Выбрать главу

Саммер поступала примерно так же: она забирала одежду у Армии спасения или просто крала ее. Но она всему умела придать классный вид. Например, могла взять очень старую, чересчур большую футболку с постером рок-группы и превратить ее в платье, подпоясав велосипедной цепью и добавив к этому ансамблю старые кеды. Она называла это мусорной модой.

Она собиралась уехать в Нью-Йорк и стать моделью, когда ей исполнится шестнадцать, а затем создать линию модной одежды. Она мечтала стать знаменитой актрисой и написать мемуары.

Она собиралась столько всего сделать.

– Я чувствую себя хорошо, – притворяюсь я. – Чувствую себя сильной.

Поли поправляет очки – привычка, выдающая нервозность.

– После восьмого класса ты побывала уже в восьми реабилитационных центрах. Мне хочется верить, что ты готова изменить свое поведение.

– «Перекресток» не похож на другие такие центры, – говорю я, уходя от вопроса, который, как мне известно, она хочет задать. Из всех реабилитационных учреждений, в которых я побывала, а также из всех отделений детоксикации в больницах, домов трезвости и транзитных центров «Перекресток» самый приятный. У меня здесь есть собственная комната, которая просторнее моей комнаты дома. Тут есть бассейн и сауна. Есть даже волейбольная площадка на небольшой неухоженной лужайке, а в комнате для отдыха – телевизор с плоским экраном. Кормят тут хорошо – в твоем распоряжении салатный бар, различные смузи и машина, делающая капучино (но только без кофеина, поскольку в «Четырех углах» кофеин находится под запретом). Если бы не все эти сеансы психотерапии, это было бы похоже на проживание в хорошем отеле.

Во всяком случае, мне так кажется. Сама я никогда не останавливалась в отеле.

– Рада это слышать, – признается Поли. Глаза у нее за стеклами очков большие и выпученные, как у рыбы, взгляд искренний. – Я не хочу видеть, как через полгода ты попадешь сюда опять.

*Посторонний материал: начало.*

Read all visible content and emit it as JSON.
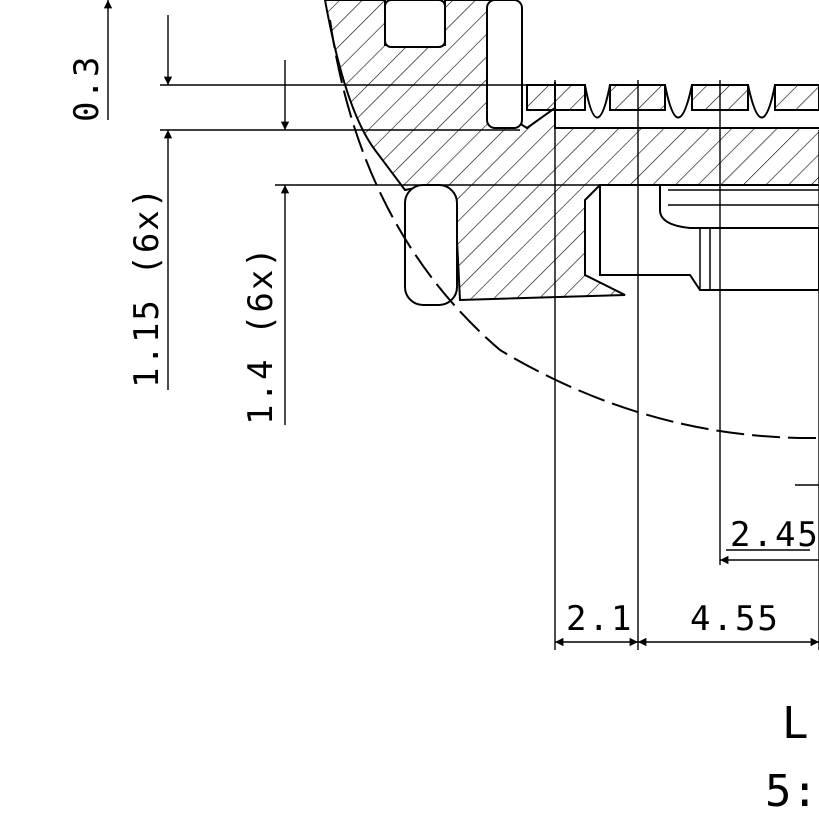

– И не увидишь, – заявляю я, и в каком-то смысле это правда. Я не собираюсь возвращаться в «Перекресток». Я вообще не собираюсь отсюда уходить.

* * *

Мне нравятся реабилитационные центры. Мне нравятся и чистые комнаты, и персонал, одетый в одинаковые тенниски, с одинаковым желанием помочь, написанным на их лицах, как у хорошо выдрессированных собак. Нравятся мне и развешанные везде слоганы, выведенные на цветном картоне: Иди сам или тебя потащат насильно; живи и давай жить другим; помни, что надо быть благодарным. Жизнь в виде крохотных порций на один зуб. Миниатюрные «сникерсы» житейской мудрости.

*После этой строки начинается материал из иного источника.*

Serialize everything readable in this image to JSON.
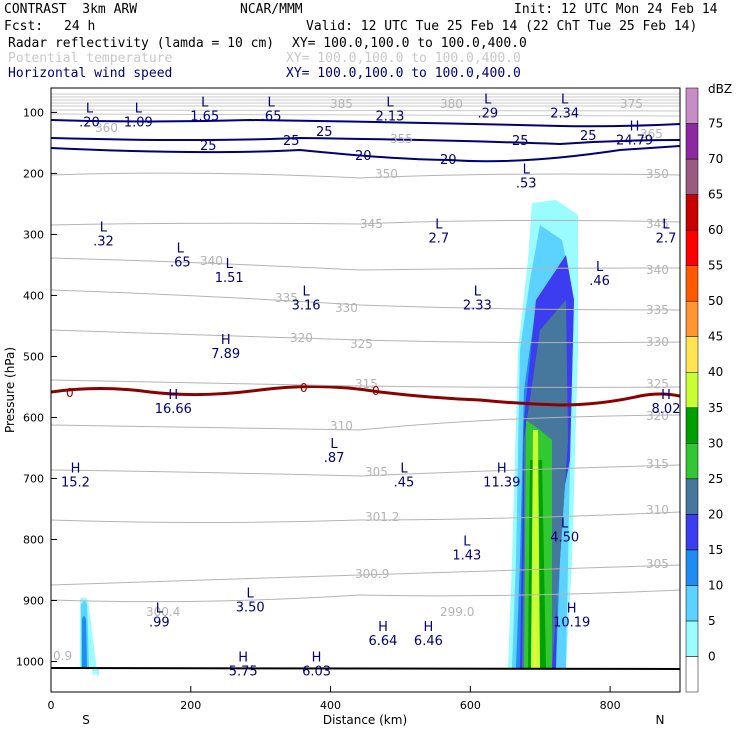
{
  "header": {
    "model": "CONTRAST  3km ARW",
    "org": "NCAR/MMM",
    "init": "Init: 12 UTC Mon 24 Feb 14",
    "fcst_label": "Fcst:",
    "fcst_value": "24 h",
    "valid": "Valid: 12 UTC Tue 25 Feb 14 (22 ChT Tue 25 Feb 14)",
    "fields": [
      {
        "name": "Radar reflectivity (lamda = 10 cm)",
        "xy": "XY= 100.0,100.0 to 100.0,400.0",
        "color": "#000000"
      },
      {
        "name": "Potential temperature",
        "xy": "XY= 100.0,100.0 to 100.0,400.0",
        "color": "#c8c8c8"
      },
      {
        "name": "Horizontal wind speed",
        "xy": "XY= 100.0,100.0 to 100.0,400.0",
        "color": "#00007a"
      }
    ]
  },
  "chart_data": {
    "type": "cross-section",
    "xlabel": "Distance (km)",
    "ylabel": "Pressure (hPa)",
    "xlim": [
      0,
      900
    ],
    "ylim": [
      1050,
      60
    ],
    "xticks": [
      0,
      200,
      400,
      600,
      800
    ],
    "yticks": [
      100,
      200,
      300,
      400,
      500,
      600,
      700,
      800,
      900,
      1000
    ],
    "x_end_labels": {
      "left": "S",
      "right": "N"
    },
    "colorbar": {
      "unit": "dBZ",
      "levels": [
        0,
        5,
        10,
        15,
        20,
        25,
        30,
        35,
        40,
        45,
        50,
        55,
        60,
        65,
        70,
        75
      ],
      "colors": [
        "#ffffff",
        "#9afcff",
        "#5bd2ff",
        "#1e8cf0",
        "#3c3cf0",
        "#46779d",
        "#32c832",
        "#00a000",
        "#c8ff32",
        "#ffe650",
        "#ff9632",
        "#ff5a00",
        "#ff0000",
        "#c80000",
        "#9b5a82",
        "#8c28a0",
        "#c88cc8"
      ]
    },
    "wind_contours": [
      {
        "value": "25",
        "pressure": 125
      },
      {
        "value": "25",
        "pressure": 140
      },
      {
        "value": "20",
        "pressure": 160
      }
    ],
    "theta_labels": [
      "385",
      "380",
      "375",
      "365",
      "360",
      "355",
      "350",
      "345",
      "340",
      "335",
      "330",
      "325",
      "320",
      "315",
      "310",
      "305",
      "301.2",
      "300.9",
      "300.4",
      "299.0"
    ],
    "zero_isotherm_label": "0",
    "extrema": [
      {
        "type": "L",
        "value": ".20",
        "x": 55,
        "p": 100
      },
      {
        "type": "L",
        "value": "1.09",
        "x": 125,
        "p": 100
      },
      {
        "type": "L",
        "value": "1.65",
        "x": 220,
        "p": 90
      },
      {
        "type": "L",
        "value": ".65",
        "x": 315,
        "p": 90
      },
      {
        "type": "L",
        "value": "2.13",
        "x": 485,
        "p": 90
      },
      {
        "type": "L",
        "value": ".29",
        "x": 625,
        "p": 85
      },
      {
        "type": "L",
        "value": "2.34",
        "x": 735,
        "p": 85
      },
      {
        "type": "H",
        "value": "24.79",
        "x": 835,
        "p": 130
      },
      {
        "type": "L",
        "value": ".53",
        "x": 680,
        "p": 200
      },
      {
        "type": "L",
        "value": ".32",
        "x": 75,
        "p": 295
      },
      {
        "type": "L",
        "value": ".65",
        "x": 185,
        "p": 330
      },
      {
        "type": "L",
        "value": "1.51",
        "x": 255,
        "p": 355
      },
      {
        "type": "L",
        "value": "3.16",
        "x": 365,
        "p": 400
      },
      {
        "type": "L",
        "value": "2.7",
        "x": 555,
        "p": 290
      },
      {
        "type": "L",
        "value": "2.33",
        "x": 610,
        "p": 400
      },
      {
        "type": "L",
        "value": ".46",
        "x": 785,
        "p": 360
      },
      {
        "type": "L",
        "value": "2.7",
        "x": 880,
        "p": 290
      },
      {
        "type": "H",
        "value": "7.89",
        "x": 250,
        "p": 480
      },
      {
        "type": "H",
        "value": "16.66",
        "x": 175,
        "p": 570
      },
      {
        "type": "H",
        "value": "8.02",
        "x": 880,
        "p": 570
      },
      {
        "type": "L",
        "value": ".87",
        "x": 405,
        "p": 650
      },
      {
        "type": "H",
        "value": "15.2",
        "x": 35,
        "p": 690
      },
      {
        "type": "L",
        "value": ".45",
        "x": 505,
        "p": 690
      },
      {
        "type": "H",
        "value": "11.39",
        "x": 645,
        "p": 690
      },
      {
        "type": "L",
        "value": "4.50",
        "x": 735,
        "p": 780
      },
      {
        "type": "L",
        "value": "1.43",
        "x": 595,
        "p": 810
      },
      {
        "type": "L",
        "value": "3.50",
        "x": 285,
        "p": 895
      },
      {
        "type": "L",
        "value": ".99",
        "x": 155,
        "p": 920
      },
      {
        "type": "H",
        "value": "10.19",
        "x": 745,
        "p": 920
      },
      {
        "type": "H",
        "value": "6.64",
        "x": 475,
        "p": 950
      },
      {
        "type": "H",
        "value": "6.46",
        "x": 540,
        "p": 950
      },
      {
        "type": "H",
        "value": "5.75",
        "x": 275,
        "p": 1000
      },
      {
        "type": "H",
        "value": "6.03",
        "x": 380,
        "p": 1000
      }
    ],
    "corner_value": "0.9"
  }
}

Я давно поняла, что после того, как ты попадаешь в реабилитационный центр в первый раз, продлить твое пребывание в нем проще простого. Достаточно всего-навсего сделать так, чтобы в анализе мочи перед выпиской оказались наркотики или алкоголь. Тогда вызывают их всех: психотерапевтов, сотрудников страховых компаний, социальных работников, связываются с твоими родственниками, и очень скоро тебя оставляют в этом реабилитационном центре еще на какое-то время. Даже теперь, когда мне уже исполнилось восемнадцать и с юридической точки зрения я могу покинуть центр под мое собственное поручительство, обеспечить себе дальнейшее пребывание здесь будет нетрудно: вы удивитесь, узнав, как быстро эти люди объединяют усилия, когда появляется подозрение, что их пациентка, возможно, совершила убийство еще до того, как у нее начался менструальный цикл.

Мне совсем не нравится лгать, особенно таким людям, как Поли. Но я продолжаю держаться простой и довольно примитивной версии – колеса и алкоголь. Что до колес – таблеток, то их я крала у мамы, и если не считать повторения самого утверждения «Я наркоманка», – мне не приходится тратить слишком уж много усилий, чтобы продолжать притворяться, что я страдаю от патологической зависимости.

Моей маме приходилось принимать обезболивающее, когда я приезжала домой в последний раз, поскольку какой-то идиот на внедорожнике врезался в ее машину сзади, когда она возвращалась с ночной смены в больнице, и сломал ей позвоночник в двух местах.

Мне снятся кошмары, у меня бывают панические атаки. Я внезапно просыпаюсь по ночам, и даже спустя столько лет чудится, будто я вижу яркую вспышку света за своим окном. Иногда я слышу, как кто-то шепотом бросает мне гадкое: психопатка, дьяволица, убийца. Иногда я вижу Саммер, красавицу Саммер с длинными белыми волосами, лежащую на земле в середине круга из камней, и лицо ее искажено ужасом – а может быть, на нем застыла безмятежная улыбка, потому что история, которую она так долго писала, наконец-то воплотилась в жизнь.